Interestingly, VFA performs significantly worse on the SLANT labelmaps (\autoref{tab:t1_nimh_table}), in direct contrast to the results in the LUMIR challenge.
Since the conditions for evaluation of the original challenge are unspecified, we can only speculate that the differences are due to preprocessing conditions and label interpolation schemes.  
On the SynthSeg and DeepAtropos labelmaps, the performance of VFA is comparable to (but still lower than) Greedy and SyN, with minor differences in the Cohen's d scores (\autoref{fig:nimh_t1_labelmaps}).

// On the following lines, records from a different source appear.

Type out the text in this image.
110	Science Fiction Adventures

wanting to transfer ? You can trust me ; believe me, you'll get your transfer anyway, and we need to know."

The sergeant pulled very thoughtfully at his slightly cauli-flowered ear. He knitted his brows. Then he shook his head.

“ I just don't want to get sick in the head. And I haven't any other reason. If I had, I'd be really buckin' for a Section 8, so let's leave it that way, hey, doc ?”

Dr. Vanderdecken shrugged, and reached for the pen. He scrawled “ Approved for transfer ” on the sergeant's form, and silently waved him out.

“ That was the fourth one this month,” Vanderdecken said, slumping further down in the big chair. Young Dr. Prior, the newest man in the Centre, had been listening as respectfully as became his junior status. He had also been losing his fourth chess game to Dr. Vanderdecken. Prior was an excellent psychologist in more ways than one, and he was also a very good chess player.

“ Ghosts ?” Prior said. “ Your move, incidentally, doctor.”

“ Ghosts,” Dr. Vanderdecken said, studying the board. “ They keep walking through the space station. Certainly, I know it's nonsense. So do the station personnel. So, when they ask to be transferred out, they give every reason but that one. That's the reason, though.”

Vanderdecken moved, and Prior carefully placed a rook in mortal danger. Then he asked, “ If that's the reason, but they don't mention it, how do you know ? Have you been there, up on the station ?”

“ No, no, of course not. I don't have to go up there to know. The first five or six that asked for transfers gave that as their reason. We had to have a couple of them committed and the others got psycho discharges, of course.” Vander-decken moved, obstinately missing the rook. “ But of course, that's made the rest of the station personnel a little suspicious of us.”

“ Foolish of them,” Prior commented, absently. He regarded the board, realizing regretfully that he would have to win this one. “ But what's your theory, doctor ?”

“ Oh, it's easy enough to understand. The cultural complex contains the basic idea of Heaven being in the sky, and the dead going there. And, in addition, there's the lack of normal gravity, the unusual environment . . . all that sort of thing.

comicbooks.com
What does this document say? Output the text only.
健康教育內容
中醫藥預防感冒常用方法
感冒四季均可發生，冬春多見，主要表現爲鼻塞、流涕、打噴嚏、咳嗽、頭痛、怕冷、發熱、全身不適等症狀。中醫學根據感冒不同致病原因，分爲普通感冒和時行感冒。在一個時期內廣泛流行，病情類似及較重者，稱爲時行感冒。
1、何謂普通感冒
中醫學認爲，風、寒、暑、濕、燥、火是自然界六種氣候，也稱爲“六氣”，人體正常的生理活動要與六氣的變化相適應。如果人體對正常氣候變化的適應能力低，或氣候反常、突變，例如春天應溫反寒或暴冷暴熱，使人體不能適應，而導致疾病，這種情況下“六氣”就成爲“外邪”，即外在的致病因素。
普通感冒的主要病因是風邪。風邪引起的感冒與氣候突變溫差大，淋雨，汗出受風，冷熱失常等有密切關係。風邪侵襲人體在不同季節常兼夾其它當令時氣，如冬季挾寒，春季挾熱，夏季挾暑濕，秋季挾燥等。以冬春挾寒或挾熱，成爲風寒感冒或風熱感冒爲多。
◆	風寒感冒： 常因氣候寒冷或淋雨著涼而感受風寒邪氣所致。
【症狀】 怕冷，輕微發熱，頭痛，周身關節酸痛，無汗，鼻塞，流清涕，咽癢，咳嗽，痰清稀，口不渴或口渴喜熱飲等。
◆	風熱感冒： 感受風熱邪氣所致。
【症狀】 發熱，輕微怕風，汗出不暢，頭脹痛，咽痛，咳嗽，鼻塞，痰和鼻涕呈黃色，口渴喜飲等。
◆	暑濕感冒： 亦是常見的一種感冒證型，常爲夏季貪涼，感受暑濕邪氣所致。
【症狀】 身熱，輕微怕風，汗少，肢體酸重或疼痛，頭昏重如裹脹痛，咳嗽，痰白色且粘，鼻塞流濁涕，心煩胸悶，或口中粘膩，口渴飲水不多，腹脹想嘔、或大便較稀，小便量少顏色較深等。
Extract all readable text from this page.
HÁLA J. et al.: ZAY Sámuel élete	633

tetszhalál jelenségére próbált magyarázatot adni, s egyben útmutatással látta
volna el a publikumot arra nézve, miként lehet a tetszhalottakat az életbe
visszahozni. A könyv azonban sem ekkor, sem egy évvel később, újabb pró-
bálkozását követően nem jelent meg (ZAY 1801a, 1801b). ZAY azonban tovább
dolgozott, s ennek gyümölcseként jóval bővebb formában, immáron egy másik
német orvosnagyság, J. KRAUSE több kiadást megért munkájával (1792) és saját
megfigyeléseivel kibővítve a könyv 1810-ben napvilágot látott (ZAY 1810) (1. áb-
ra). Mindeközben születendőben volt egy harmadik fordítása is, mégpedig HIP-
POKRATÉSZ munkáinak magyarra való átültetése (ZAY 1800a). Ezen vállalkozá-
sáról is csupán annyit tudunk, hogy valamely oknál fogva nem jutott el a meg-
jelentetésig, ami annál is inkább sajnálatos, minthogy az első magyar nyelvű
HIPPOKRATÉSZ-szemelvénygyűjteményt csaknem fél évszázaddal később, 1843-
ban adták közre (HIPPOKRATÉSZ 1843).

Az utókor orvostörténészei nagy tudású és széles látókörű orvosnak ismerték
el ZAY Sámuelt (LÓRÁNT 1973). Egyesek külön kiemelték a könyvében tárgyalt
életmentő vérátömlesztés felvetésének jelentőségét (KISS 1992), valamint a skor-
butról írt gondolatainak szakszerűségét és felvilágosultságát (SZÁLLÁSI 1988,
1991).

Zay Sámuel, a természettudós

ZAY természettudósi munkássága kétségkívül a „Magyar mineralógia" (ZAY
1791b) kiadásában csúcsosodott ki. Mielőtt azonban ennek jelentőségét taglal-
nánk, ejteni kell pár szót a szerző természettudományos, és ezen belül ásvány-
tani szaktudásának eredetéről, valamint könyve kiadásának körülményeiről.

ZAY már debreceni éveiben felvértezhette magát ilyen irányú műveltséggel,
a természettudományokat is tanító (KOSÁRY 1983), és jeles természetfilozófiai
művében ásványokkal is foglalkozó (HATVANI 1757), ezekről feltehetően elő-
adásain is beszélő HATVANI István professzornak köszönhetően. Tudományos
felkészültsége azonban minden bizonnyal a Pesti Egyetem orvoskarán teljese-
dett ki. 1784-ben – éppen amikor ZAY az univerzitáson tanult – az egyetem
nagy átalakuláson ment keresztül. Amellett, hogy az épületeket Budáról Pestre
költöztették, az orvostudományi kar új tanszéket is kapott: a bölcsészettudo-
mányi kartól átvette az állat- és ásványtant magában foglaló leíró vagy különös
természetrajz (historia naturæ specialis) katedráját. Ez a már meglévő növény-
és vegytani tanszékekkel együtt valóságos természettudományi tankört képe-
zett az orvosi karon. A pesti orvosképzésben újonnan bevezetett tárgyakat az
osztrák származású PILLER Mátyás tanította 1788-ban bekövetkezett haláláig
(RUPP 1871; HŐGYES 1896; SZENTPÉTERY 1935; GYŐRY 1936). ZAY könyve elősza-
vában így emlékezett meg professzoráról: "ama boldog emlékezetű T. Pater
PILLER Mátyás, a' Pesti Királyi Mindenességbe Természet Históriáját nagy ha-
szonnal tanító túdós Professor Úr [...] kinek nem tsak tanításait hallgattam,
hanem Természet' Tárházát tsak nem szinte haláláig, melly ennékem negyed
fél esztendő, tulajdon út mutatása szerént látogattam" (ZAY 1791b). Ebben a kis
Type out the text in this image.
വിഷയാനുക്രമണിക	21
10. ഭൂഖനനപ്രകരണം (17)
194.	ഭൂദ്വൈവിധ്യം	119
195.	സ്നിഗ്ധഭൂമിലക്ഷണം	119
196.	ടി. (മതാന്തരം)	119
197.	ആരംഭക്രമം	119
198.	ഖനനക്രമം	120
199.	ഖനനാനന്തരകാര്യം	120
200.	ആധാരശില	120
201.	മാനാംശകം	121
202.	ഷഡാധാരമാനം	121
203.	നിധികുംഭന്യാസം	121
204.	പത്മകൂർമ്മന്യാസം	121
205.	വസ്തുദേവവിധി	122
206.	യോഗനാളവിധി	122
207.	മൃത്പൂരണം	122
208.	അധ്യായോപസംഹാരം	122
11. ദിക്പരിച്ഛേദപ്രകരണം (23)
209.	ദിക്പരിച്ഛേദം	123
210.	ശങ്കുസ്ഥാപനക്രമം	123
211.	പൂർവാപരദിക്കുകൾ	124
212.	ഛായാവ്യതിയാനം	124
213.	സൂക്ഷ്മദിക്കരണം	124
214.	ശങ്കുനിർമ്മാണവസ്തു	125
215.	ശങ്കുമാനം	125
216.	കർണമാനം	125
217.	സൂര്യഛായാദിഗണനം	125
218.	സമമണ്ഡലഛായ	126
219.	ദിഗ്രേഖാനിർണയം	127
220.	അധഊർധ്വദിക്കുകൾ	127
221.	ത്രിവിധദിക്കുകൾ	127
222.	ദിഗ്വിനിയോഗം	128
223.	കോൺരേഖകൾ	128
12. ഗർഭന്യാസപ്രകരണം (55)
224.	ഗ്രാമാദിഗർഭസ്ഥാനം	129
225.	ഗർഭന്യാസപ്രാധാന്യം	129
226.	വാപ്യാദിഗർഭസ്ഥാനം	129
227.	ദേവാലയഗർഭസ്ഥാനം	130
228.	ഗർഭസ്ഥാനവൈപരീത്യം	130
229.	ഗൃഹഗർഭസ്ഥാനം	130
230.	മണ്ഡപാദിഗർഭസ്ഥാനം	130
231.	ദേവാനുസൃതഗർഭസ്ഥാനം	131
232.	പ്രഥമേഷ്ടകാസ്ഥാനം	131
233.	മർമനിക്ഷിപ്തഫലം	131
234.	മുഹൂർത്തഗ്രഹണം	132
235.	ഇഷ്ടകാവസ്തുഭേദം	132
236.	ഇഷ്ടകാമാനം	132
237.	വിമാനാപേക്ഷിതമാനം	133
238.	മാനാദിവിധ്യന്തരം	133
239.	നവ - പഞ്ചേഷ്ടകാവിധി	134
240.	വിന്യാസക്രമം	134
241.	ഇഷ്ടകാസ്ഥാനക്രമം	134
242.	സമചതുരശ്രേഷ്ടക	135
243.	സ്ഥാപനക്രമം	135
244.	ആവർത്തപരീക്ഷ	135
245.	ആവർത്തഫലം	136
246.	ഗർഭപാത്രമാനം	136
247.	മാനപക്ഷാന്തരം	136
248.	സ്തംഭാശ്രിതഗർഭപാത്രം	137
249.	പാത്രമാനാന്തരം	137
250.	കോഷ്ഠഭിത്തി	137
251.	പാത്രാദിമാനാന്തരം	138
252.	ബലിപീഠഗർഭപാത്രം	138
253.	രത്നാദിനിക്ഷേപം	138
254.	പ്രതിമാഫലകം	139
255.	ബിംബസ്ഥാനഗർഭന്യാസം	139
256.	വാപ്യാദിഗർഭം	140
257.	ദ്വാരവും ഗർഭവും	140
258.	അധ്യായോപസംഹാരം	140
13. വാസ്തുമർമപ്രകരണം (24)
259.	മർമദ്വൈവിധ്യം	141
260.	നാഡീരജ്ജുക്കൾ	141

Permutation tests in \autoref{tab:nimh_perm} show that VFA significantly underperforms Greedy and SyN on the SLANT labelmaps indicated by high $\mu$ values, while lower $\mu$ values for DeepAtropos and SynthSeg labels suggest that the differences in Dice scores for these labelmaps are not statistically significant.
% 
This is an indicator that modern deep methods like VFA are able to register coarse anatomical structures well, but may struggle with highly parcellated structures. 
However, deep methods are comparable to iterative methods on inter-subject registration of in-distribution contrast, showing maturity of deep learning methods in terms of task understanding for image registration, compared to the previous generation of methods that performed well on the training data but failed to generalize to modest and practical amounts of domain shift ~\citep{magicormirage,jian2024mamba,dio,bailiang,liu2025unsupervised}.